The prospects for growth in Yuebao’s market are immense. One way to presume the growth potential of the market is to realize that the 500 billion yuan drawn in by Yuebao to-date is less than 1% out of the Chinese banking sector’s total deposit base of about 74.2 trillion yuan. The total assets of Chinese banks are about 151 trillion yuan. Many observers feel that this small percentage could expand over the coming years, and according to China International Capital Corp, money market funds like Yuebao’s could manage amounts nearer to 8% (from its currently meagre <1%) of overall bank deposits in three years’ time. This sort of manifold growth in such a short timespan would make Yuebao one of the most successful financial innovations in recent memory.

However, it should be kept in mind that such a product does not exist in the United States and Canada largely because these countries have free-market interest rate regimes.
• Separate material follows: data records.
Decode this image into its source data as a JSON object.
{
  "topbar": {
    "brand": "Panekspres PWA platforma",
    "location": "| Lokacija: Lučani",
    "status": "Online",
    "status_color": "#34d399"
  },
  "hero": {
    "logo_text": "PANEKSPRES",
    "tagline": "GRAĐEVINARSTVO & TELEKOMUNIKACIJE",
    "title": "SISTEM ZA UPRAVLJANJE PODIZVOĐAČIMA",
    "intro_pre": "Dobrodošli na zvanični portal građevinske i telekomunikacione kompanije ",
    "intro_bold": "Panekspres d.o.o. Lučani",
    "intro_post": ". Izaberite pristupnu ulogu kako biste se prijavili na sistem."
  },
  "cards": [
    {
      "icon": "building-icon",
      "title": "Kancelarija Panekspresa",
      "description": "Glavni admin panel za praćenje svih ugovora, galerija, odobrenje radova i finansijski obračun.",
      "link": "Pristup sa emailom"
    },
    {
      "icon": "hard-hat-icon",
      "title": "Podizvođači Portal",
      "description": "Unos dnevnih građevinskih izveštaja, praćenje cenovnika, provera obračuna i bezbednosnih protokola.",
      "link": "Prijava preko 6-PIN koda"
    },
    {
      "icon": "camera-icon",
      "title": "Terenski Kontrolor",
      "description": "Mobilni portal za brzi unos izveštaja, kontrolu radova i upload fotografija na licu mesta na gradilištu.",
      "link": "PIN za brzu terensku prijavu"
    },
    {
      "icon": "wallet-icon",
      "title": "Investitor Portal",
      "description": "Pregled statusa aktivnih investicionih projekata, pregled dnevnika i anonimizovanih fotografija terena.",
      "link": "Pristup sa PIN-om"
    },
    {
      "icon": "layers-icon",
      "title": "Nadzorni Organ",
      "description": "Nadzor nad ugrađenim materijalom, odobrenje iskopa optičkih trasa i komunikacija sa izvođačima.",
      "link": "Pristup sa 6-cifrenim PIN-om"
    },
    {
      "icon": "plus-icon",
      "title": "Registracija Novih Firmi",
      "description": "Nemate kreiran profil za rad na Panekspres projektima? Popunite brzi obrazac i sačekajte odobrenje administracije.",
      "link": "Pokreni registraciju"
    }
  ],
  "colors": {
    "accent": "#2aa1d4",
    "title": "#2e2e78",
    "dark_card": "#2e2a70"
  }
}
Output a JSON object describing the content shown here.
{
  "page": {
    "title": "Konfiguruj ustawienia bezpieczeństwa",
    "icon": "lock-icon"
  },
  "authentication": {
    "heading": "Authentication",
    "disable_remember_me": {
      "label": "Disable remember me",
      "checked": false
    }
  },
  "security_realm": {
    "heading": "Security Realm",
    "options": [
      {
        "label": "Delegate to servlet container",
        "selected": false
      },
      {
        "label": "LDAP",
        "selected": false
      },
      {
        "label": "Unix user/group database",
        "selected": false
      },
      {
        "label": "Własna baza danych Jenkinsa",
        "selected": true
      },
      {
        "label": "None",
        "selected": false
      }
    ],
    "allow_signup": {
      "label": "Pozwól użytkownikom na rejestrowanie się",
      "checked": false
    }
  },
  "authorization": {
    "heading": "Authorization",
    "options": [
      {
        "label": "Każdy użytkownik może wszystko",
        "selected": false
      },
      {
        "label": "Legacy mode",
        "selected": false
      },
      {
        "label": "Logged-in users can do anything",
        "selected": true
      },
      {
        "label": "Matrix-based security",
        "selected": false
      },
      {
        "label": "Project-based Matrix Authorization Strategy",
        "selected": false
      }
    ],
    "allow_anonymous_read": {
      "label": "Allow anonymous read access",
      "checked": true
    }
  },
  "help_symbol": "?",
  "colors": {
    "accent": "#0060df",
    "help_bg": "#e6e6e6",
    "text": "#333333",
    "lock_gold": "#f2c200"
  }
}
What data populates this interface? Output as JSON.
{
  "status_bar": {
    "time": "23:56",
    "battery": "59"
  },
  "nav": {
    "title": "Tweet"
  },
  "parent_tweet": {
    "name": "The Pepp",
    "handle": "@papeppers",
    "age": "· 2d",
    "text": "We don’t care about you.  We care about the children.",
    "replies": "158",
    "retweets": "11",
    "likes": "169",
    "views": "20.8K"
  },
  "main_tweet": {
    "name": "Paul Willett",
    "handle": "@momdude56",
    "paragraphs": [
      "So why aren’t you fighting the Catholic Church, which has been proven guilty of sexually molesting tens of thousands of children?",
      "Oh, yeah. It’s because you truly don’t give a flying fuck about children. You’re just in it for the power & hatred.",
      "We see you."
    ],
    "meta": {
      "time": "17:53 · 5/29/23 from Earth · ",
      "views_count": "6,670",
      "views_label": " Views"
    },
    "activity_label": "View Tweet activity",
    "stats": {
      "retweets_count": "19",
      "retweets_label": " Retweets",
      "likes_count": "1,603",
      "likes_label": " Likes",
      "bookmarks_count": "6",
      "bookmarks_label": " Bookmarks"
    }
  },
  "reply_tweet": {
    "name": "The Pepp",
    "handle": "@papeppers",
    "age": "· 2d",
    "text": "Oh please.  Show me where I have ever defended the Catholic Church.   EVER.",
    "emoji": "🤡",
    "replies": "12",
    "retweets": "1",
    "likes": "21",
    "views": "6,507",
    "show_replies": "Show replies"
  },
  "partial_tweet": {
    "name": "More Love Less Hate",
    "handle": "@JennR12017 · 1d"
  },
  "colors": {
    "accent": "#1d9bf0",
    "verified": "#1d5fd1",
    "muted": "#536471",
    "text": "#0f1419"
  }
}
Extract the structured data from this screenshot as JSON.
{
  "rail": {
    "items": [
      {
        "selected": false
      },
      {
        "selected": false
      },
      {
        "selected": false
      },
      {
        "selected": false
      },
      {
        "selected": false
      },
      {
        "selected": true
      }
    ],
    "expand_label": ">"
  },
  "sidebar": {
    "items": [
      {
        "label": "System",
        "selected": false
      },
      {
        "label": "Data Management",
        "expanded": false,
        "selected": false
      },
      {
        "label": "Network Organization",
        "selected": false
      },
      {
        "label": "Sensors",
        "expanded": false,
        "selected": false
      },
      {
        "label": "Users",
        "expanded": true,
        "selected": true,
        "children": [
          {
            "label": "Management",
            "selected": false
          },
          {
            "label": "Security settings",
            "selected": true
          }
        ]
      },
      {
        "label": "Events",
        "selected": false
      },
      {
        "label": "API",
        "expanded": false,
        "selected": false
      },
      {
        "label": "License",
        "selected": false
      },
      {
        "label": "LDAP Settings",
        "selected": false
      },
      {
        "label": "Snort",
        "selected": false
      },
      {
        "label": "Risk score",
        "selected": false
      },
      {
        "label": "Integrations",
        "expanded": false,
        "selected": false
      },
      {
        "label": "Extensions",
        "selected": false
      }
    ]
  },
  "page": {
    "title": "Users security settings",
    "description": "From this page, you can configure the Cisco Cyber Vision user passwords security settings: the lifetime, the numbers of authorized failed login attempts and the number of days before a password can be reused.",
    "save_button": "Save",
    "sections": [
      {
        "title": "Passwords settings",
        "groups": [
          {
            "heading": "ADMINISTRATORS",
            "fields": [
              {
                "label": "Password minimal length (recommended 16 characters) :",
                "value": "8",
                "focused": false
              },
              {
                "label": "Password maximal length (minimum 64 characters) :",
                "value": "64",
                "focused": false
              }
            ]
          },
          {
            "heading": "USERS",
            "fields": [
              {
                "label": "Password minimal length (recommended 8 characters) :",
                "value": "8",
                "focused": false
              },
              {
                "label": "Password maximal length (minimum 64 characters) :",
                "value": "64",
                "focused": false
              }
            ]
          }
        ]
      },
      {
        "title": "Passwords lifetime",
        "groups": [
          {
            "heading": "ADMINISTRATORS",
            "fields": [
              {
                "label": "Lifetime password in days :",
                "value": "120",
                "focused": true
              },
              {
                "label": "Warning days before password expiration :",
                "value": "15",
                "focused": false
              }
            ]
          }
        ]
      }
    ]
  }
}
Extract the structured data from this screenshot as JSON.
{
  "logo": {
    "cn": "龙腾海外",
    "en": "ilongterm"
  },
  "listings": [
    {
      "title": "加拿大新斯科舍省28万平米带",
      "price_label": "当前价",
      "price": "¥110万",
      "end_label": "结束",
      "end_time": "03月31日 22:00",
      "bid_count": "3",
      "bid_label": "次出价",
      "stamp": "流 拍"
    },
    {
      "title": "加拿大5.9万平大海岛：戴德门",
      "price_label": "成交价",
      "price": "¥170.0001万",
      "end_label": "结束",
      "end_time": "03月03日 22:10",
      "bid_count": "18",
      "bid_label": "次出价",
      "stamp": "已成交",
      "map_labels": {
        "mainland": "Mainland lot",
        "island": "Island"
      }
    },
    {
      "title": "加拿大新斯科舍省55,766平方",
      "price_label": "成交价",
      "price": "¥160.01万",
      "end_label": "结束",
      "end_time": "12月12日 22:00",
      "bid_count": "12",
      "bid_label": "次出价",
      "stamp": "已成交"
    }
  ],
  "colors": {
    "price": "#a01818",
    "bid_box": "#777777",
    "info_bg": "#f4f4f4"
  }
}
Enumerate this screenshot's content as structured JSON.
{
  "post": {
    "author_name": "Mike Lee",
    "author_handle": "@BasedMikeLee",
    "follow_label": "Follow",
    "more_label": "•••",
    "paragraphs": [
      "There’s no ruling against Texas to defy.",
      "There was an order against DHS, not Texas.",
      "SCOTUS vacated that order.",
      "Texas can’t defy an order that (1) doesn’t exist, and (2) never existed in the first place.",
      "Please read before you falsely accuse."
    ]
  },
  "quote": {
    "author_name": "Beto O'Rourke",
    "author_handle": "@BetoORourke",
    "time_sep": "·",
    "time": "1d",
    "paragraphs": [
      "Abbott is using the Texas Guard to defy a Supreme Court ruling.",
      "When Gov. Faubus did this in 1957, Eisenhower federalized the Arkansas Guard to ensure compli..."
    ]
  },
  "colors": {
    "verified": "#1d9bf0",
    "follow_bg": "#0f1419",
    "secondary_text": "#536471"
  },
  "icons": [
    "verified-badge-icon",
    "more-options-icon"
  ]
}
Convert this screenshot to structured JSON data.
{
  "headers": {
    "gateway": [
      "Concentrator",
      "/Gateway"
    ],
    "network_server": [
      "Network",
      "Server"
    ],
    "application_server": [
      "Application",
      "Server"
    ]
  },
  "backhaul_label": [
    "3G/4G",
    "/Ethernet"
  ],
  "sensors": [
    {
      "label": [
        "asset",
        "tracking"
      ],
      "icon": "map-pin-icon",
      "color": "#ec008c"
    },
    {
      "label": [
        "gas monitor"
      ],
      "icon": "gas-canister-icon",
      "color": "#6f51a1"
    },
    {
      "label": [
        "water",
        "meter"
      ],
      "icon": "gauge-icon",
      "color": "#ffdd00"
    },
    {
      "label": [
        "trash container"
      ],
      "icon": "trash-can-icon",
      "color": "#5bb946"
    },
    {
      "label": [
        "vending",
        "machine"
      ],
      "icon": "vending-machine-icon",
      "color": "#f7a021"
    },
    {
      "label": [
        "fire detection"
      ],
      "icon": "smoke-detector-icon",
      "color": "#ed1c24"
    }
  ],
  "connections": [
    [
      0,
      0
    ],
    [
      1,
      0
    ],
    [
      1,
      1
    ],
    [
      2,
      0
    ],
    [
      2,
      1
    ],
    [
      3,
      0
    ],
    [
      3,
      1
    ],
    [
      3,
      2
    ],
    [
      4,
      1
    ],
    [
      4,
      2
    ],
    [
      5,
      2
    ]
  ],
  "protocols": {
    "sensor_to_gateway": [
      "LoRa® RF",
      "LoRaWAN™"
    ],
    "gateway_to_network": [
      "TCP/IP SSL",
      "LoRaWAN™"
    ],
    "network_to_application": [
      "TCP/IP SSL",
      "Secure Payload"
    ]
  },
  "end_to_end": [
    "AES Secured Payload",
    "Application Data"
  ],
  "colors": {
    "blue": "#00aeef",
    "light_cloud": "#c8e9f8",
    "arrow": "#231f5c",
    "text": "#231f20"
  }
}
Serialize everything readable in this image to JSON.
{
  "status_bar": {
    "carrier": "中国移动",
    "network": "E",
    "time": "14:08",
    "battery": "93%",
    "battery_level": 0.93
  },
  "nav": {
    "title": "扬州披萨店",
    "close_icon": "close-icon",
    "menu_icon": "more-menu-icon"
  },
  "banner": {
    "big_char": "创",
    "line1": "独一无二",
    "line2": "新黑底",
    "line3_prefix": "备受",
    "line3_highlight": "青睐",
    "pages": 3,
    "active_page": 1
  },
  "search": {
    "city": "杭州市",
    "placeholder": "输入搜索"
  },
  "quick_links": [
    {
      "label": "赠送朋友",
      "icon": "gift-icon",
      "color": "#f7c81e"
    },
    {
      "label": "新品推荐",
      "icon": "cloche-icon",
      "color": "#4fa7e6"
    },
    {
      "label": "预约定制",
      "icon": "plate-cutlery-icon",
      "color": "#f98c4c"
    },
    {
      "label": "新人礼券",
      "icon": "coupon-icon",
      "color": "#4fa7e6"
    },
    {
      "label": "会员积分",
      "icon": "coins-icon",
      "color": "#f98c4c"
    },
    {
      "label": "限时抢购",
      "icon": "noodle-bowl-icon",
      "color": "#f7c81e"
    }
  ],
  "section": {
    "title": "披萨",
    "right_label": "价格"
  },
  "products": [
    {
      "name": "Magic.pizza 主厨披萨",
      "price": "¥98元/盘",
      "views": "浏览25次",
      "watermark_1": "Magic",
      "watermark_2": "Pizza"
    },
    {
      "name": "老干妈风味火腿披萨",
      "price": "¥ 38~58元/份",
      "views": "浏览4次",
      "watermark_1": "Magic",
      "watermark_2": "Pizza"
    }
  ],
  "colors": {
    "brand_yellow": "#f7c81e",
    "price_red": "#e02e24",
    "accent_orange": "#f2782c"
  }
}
In China, deposit and lending rates are meticulously regulated in China, which is why banks can earn a lucrative and entirely fixed return from the deep reservoir of capital held by the country. However, very recent comments from the governor of the Chinese central bank indicate that their interest rate regime may be liberalized “within the next two years”, which would allow the Chinese deposit-rate system to begin to resemble North American market-based arrangements, therein nullifying the financial arbitrage opportunity Yuebao is largely premised upon.

Another concern is in the regulatory framework in China for the purchasing of money market funds by Yuebao. Technically, this falls into a regulatory grey area, which the authorities have decided not to actively pursue. However, if the growth in the Yuebao system continues to rise meteorically and indefinitely, the regulatory framework may divert focus and scrutiny towards the issue.

Nonetheless, the trailblazing inventiveness of Alipay’s Yuebao has helped to unlock value in a financial segment that was overlooked by incumbent financial players. As a result of its forays into the wallets of young netizens, Yuebao has been able to draw upon more than 80 million users with billions in assets. The inclusive and participatory nature of its product, coupled with superior returns and low transaction costs, demonstrates the sort of financial ingenuity that broadens financial inclusion and maximizes the value of “leftover treasure”. The leftover treasure of Yuebao is a remarkable example of the creativity that furthers the noble goal of greater financial inclusion as much as it demonstrates excellence in the art of financial innovation.